Various agricultural research institutions in Africa are currently carrying out research among crops including sweet potatoes and other traditional vegetables mainly to improve yields and controlling and lowering disease tolerance.

This is because there is need to urgently match Africa's booming population with adequate food systems, because if people are well nourished they become healthy and productive which is good for development. As the Food and Agricultural Organisation (FAO) puts it "good nutrition begins with food and agriculture".

The continent is the second most populous after Asia with about 2.1 billion people. One in three people suffer from some form of malnutrition according to the 2016 Global Nutrition Report. Societal costs of malnutrition have resulted in 11 percent of gross domestic product (GDP) being lost every year in Africa. 

Innovations
Now new research is looking at innovative ways to boost agricultural production to feed the continent's booming population by focusing on the orphaned crops that have been used for many years by Africa's poor to relieve famine. Agricultural research is mainly concerned at increasing yields, adding of essential nutrients otherwise known as crop Bio- fortification, and control and lowering of diseases. 

Research has particularly been targeted at traditional vegetables because there are highly nutritious. The Water Research Commission has identified three inter-related challenges in sub-Saharan Africa which are water scarcity, population growth, and food and nutritional insecurity of essential micronutrients one of it is vitamin A. 

This also means agricultural production needs to increase against a backdrop of issues such as climate change (extreme weather, flooding, and droughts), soil fertility depletion, and land degradation. The majority of Africa's population live in areas with poor soil fertility, and in addition, there are problems of access to capital and agricultural inputs and farming methods used by most Africans, which affects yields.

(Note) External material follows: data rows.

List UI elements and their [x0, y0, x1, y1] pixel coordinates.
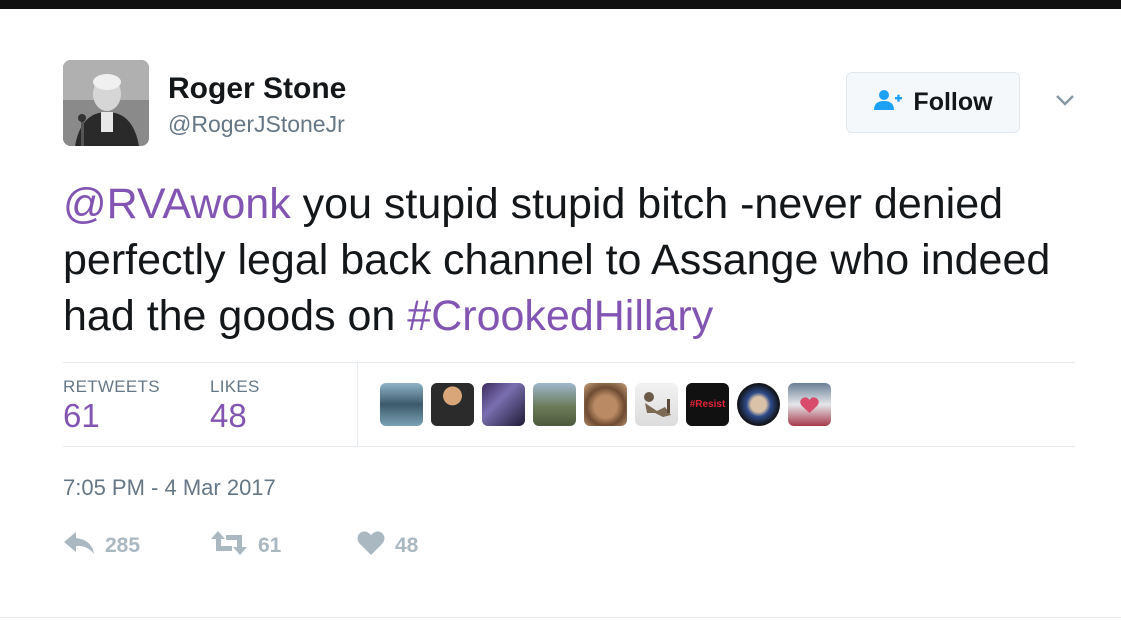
- liker-avatar-2[interactable]: [431, 383, 474, 426]
- liker-avatar-1[interactable]: [380, 383, 423, 426]
- liker-avatar-5[interactable]: [584, 383, 627, 426]
- like-count: 48: [395, 533, 419, 557]
- likes-count[interactable]: 48: [210, 397, 247, 435]
- retweet-icon: [210, 530, 248, 561]
- retweet-button[interactable]: 61: [210, 530, 281, 561]
- tweet-timestamp[interactable]: 7:05 PM - 4 Mar 2017: [63, 475, 276, 501]
- retweet-count: 61: [258, 533, 282, 557]
- liker-avatars: #Resist: [380, 383, 831, 426]
- heart-icon: [357, 530, 385, 561]
- divider: [63, 446, 1075, 447]
- add-user-icon: [873, 89, 903, 116]
- follow-button[interactable]: Follow: [846, 72, 1020, 133]
- divider: [63, 362, 1075, 363]
- mention-link[interactable]: @RVAwonk: [63, 180, 291, 228]
- avatar[interactable]: [63, 60, 149, 146]
- retweets-count[interactable]: 61: [63, 397, 100, 435]
- like-button[interactable]: 48: [357, 530, 418, 561]
- author-handle[interactable]: @RogerJStoneJr: [168, 111, 345, 138]
- liker-avatar-9[interactable]: [788, 383, 831, 426]
- reply-button[interactable]: 285: [63, 530, 140, 561]
- liker-avatar-7[interactable]: #Resist: [686, 383, 729, 426]
- liker-avatar-7-text: #Resist: [689, 399, 726, 410]
- liker-avatar-3[interactable]: [482, 383, 525, 426]
- tweet-text: @RVAwonk you stupid stupid bitch -never …: [63, 176, 1093, 344]
- liker-avatar-8[interactable]: [737, 383, 780, 426]
- author-name[interactable]: Roger Stone: [168, 72, 346, 106]
- stats-divider: [357, 363, 358, 446]
- reply-icon: [63, 530, 95, 561]
- likes-label[interactable]: LIKES: [210, 377, 260, 397]
- reply-count: 285: [105, 533, 141, 557]
- follow-label: Follow: [913, 88, 993, 116]
- bottom-divider: [0, 617, 1121, 618]
- liker-avatar-6[interactable]: [635, 383, 678, 426]
- chevron-down-icon[interactable]: [1053, 92, 1077, 108]
- liker-avatar-4[interactable]: [533, 383, 576, 426]
- retweets-label[interactable]: RETWEETS: [63, 377, 160, 397]
- top-bar: [0, 0, 1121, 9]
- hashtag-link[interactable]: #CrookedHillary: [407, 292, 713, 340]
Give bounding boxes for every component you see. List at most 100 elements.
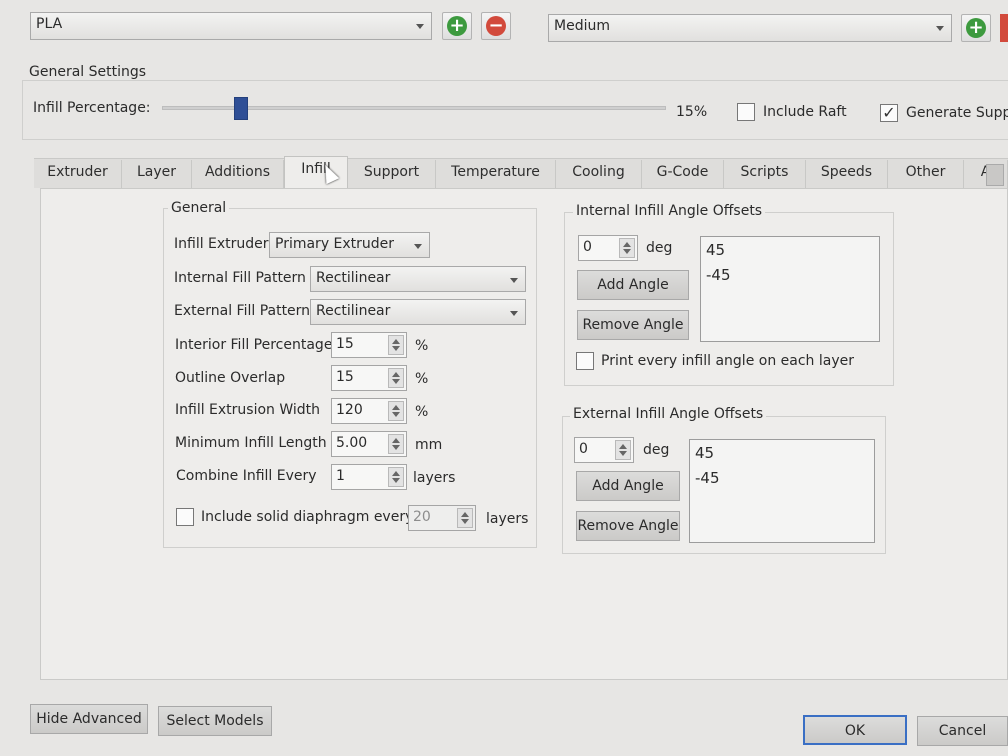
tab-additions[interactable]: Additions [192,160,284,188]
add-material-button[interactable]: + [442,12,472,40]
plus-icon: + [966,18,986,38]
hide-advanced-button[interactable]: Hide Advanced [30,704,148,734]
outline-overlap-spinbox[interactable]: 15 [331,365,407,391]
outline-overlap-unit: % [415,371,429,387]
minimum-infill-length-spinbox[interactable]: 5.00 [331,431,407,457]
solid-diaphragm-unit: layers [486,511,529,527]
chevron-down-icon [416,24,424,29]
tab-label: Temperature [451,164,540,180]
spin-buttons[interactable] [619,238,635,258]
external-remove-angle-button[interactable]: Remove Angle [576,511,680,541]
tab-label: Cooling [572,164,625,180]
generate-support-checkbox[interactable]: ✓ [880,104,898,122]
remove-material-button[interactable]: − [481,12,511,40]
external-add-angle-button[interactable]: Add Angle [576,471,680,501]
spin-buttons[interactable] [388,434,404,454]
spin-down-icon [623,249,631,254]
list-item[interactable]: 45 [706,241,874,266]
internal-angle-value: 0 [583,239,592,255]
include-raft-checkbox[interactable] [737,103,755,121]
select-models-button[interactable]: Select Models [158,706,272,736]
list-item[interactable]: 45 [695,444,869,469]
include-raft-label: Include Raft [763,104,847,120]
material-profile-value: PLA [36,16,63,32]
solid-diaphragm-spinbox[interactable]: 20 [408,505,476,531]
spin-down-icon [392,379,400,384]
spin-down-icon [461,519,469,524]
spin-up-icon [392,405,400,410]
tab-layer[interactable]: Layer [122,160,192,188]
tab-scroll-button[interactable] [986,164,1004,186]
ok-button[interactable]: OK [803,715,907,745]
internal-remove-angle-button[interactable]: Remove Angle [577,310,689,340]
print-every-angle-label: Print every infill angle on each layer [601,353,854,369]
tab-extruder[interactable]: Extruder [34,160,122,188]
tab-support[interactable]: Support [348,160,436,188]
tab-cooling[interactable]: Cooling [556,160,642,188]
tab-label: Scripts [740,164,789,180]
infill-extruder-select[interactable]: Primary Extruder [269,232,430,258]
list-item[interactable]: -45 [706,266,874,291]
tab-scripts[interactable]: Scripts [724,160,806,188]
print-every-angle-checkbox[interactable] [576,352,594,370]
combine-infill-every-spinbox[interactable]: 1 [331,464,407,490]
cancel-button[interactable]: Cancel [917,716,1008,746]
internal-angle-offsets-title: Internal Infill Angle Offsets [573,203,766,219]
solid-diaphragm-checkbox[interactable] [176,508,194,526]
spin-buttons[interactable] [388,335,404,355]
add-quality-button[interactable]: + [961,14,991,42]
tab-label: Speeds [820,164,873,180]
infill-slider-handle[interactable] [234,97,248,120]
infill-extrusion-width-spinbox[interactable]: 120 [331,398,407,424]
spin-buttons[interactable] [457,508,473,528]
remove-quality-button-edge[interactable] [1000,14,1008,42]
quality-profile-select[interactable]: Medium [548,14,952,42]
external-angle-spinbox[interactable]: 0 [574,437,634,463]
minimum-infill-length-unit: mm [415,437,443,453]
tab-label: Layer [136,164,177,180]
spin-buttons[interactable] [388,368,404,388]
internal-fill-pattern-select[interactable]: Rectilinear [310,266,526,292]
plus-icon: + [447,16,467,36]
external-angle-list[interactable]: 45 -45 [689,439,875,543]
external-angle-unit: deg [643,442,670,458]
chevron-down-icon [510,278,518,283]
spin-buttons[interactable] [388,467,404,487]
spin-down-icon [619,451,627,456]
spin-buttons[interactable] [388,401,404,421]
tab-other[interactable]: Other [888,160,964,188]
external-fill-pattern-label: External Fill Pattern [174,303,311,319]
combine-infill-every-value: 1 [336,468,345,484]
interior-fill-percentage-spinbox[interactable]: 15 [331,332,407,358]
material-profile-select[interactable]: PLA [30,12,432,40]
external-fill-pattern-select[interactable]: Rectilinear [310,299,526,325]
spin-down-icon [392,412,400,417]
internal-add-angle-button[interactable]: Add Angle [577,270,689,300]
combine-infill-every-unit: layers [413,470,456,486]
spin-up-icon [392,339,400,344]
interior-fill-percentage-unit: % [415,338,429,354]
tab-gcode[interactable]: G-Code [642,160,724,188]
minimum-infill-length-label: Minimum Infill Length [175,435,327,451]
external-angle-offsets-title: External Infill Angle Offsets [570,406,767,422]
tab-speeds[interactable]: Speeds [806,160,888,188]
internal-angle-list[interactable]: 45 -45 [700,236,880,342]
internal-angle-spinbox[interactable]: 0 [578,235,638,261]
spin-up-icon [619,444,627,449]
minus-icon: − [486,16,506,36]
list-item[interactable]: -45 [695,469,869,494]
infill-percentage-value: 15% [676,104,708,120]
tab-temperature[interactable]: Temperature [436,160,556,188]
internal-fill-pattern-value: Rectilinear [316,270,391,286]
infill-percentage-label: Infill Percentage: [33,100,151,116]
internal-angle-unit: deg [646,240,673,256]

Researchers are also focusing on the sweet potato crop because it is the seventh most produced food crop in the world after maize, rice, wheat, potato, cassava and barley. That's according to FAO. And as a tuber crop it is the third most important after potato and cassava. 

It is a staple food in Uganda, Rwanda and Burundi. It is also a common crop among poor farmers because it grows in marginal conditions with limited agricultural inputs and low labour requirements. And again, efforts and research are underway to improve sweet potato yield and make it more disease tolerant.

Sweet potato roots produce more edible energy per hectare per day than wheat, rice or cassava and contains considerable amounts of carbohydrates, protein, fibre, pro-vitamin A, Vitamin C, riboflavin, thiamine and niacin. It has been proven in many countries that Orange fleshed sweet potato variety, for instance, can be used to combat and alleviate vitamin A deficiency. 

This explains why Crop bio- fortification of sweet potatoes is in progress in most Sub-Saharan Africa including Kenya, Uganda, Tanzania, Rwanda, Ethiopia, Zambia, Mozambique, Ghana, Madagascar and South Africa.